BRI1 and BAK1 mainly exist as inactive monomers that are in equilibrium with a tiny pool of BRI1/BAK1 heterodimers. In the absence of BR, the constitutively active BIN2 phosphorylates BZR1 and BZR2/BES1 and targets them for degradation by the Ubiquitin-dependent Proteasome pathway. As a result, no BR signal reaches the nucleus and cell elongation is inhibited. BR binding stabilizes or promotes the formation of the BRI1/BAK1 heterodimer, leading to activation of both receptor kinases via transphosphorylation. BR either binds directly to BRI1 or first complexes with an unidentified SBP (Steroid Binding Protein), which require processing by a Serine Carboxypeptidase. BR binding to the cell-surface receptor BRI1 activates BRI1 kinase and leads to inhibition of the BIN2 kinase, allowing dephosphorylation and accumulation of BZR1 and BZR2/BES1 proteins in the nucleus. BZR2/BES1 activates BR-induced genes such as Tch4, CDC2B (Cell Division Control Protein-2 homolog B) and Kor (Korrigan), and then affects cell elongation and some responses. BES1 does not act alone but associates with BIM proteins (BES1-Interacting Myc-like proteins), which belong to a different family of DNA binding proteins.

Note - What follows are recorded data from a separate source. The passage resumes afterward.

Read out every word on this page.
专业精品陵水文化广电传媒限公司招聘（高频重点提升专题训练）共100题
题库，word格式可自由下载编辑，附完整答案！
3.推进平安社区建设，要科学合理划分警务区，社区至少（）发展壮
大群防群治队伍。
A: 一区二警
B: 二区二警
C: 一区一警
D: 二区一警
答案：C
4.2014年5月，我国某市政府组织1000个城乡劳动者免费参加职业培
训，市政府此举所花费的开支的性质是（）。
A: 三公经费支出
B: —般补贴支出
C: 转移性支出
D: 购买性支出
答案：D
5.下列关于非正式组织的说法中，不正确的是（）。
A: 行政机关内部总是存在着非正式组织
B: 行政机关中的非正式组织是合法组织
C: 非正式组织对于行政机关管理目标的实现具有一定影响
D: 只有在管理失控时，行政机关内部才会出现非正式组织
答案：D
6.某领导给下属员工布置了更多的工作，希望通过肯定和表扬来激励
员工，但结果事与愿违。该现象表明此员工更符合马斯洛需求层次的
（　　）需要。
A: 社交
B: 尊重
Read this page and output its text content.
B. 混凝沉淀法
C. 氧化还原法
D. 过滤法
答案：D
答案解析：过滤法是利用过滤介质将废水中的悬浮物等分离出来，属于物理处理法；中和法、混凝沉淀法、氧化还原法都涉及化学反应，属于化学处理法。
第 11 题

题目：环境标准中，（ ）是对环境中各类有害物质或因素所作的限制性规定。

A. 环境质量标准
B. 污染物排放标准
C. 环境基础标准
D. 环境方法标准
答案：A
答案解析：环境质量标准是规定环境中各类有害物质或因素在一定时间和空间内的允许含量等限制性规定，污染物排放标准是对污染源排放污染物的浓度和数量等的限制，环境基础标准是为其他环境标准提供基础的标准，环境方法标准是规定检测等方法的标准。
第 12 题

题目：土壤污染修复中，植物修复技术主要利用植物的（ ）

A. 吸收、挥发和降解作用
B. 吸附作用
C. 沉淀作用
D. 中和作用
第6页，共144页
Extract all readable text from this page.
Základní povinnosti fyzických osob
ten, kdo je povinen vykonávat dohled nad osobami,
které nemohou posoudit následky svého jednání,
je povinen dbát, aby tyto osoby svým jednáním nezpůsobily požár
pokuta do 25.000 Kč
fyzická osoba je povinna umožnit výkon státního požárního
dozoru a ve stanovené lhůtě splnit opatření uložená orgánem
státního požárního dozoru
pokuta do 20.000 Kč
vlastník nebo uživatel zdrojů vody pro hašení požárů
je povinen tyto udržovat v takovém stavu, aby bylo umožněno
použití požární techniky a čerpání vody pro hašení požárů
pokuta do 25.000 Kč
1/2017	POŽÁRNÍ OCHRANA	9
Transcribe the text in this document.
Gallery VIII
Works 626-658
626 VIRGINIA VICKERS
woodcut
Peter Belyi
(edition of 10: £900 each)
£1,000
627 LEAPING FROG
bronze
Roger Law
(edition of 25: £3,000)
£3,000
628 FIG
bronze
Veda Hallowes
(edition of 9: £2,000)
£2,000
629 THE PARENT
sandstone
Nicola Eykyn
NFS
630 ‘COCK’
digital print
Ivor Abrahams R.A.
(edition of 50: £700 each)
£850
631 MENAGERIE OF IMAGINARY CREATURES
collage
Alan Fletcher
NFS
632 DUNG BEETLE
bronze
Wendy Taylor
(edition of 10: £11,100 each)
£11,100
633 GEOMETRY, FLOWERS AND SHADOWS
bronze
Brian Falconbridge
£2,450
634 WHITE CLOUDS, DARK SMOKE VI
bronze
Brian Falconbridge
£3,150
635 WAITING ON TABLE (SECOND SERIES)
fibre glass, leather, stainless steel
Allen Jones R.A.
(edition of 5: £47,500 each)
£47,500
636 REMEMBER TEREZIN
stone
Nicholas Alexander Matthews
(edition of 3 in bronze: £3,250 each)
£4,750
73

BZR1 not only activates the BR-induced genes and promotes cell elongation but also suppresses BR biosynthetic genes such as CPD, leading to feedback inhibition of BR biosynthesis. Thus, BZR1 and BZR2/BES1 define two overlapping branches of the BR signal transduction pathway. Parallel to BRI1, BR might interact with an unknown receptor or component to regulate expression of some other BR response genes such as CycD3 (Cyclin Delta-3) and Rav1, resulting in the promotion of cell division and other subsequent physiological responses in Plants. Studies of the BR signaling pathway and BR gene-regulating properties indicate that there is cross talk between BRs and other hormones, including those with established roles in plant defense responses such as ABA (Abscisic Acid), JA (Jasmonic Acid), and Ethylene. Recent advances in elucidation of the BR signaling pathway, although still incomplete, make this pathway one of the best-understood signal transduction cascades in plants. Understanding how BRI1 and BAK1 influence the activities of additional components in the BR pathway will lead to a better understanding of hormonal signaling and the roles of the receptor protein kinases in plant growth and development (Ref.7 & 8).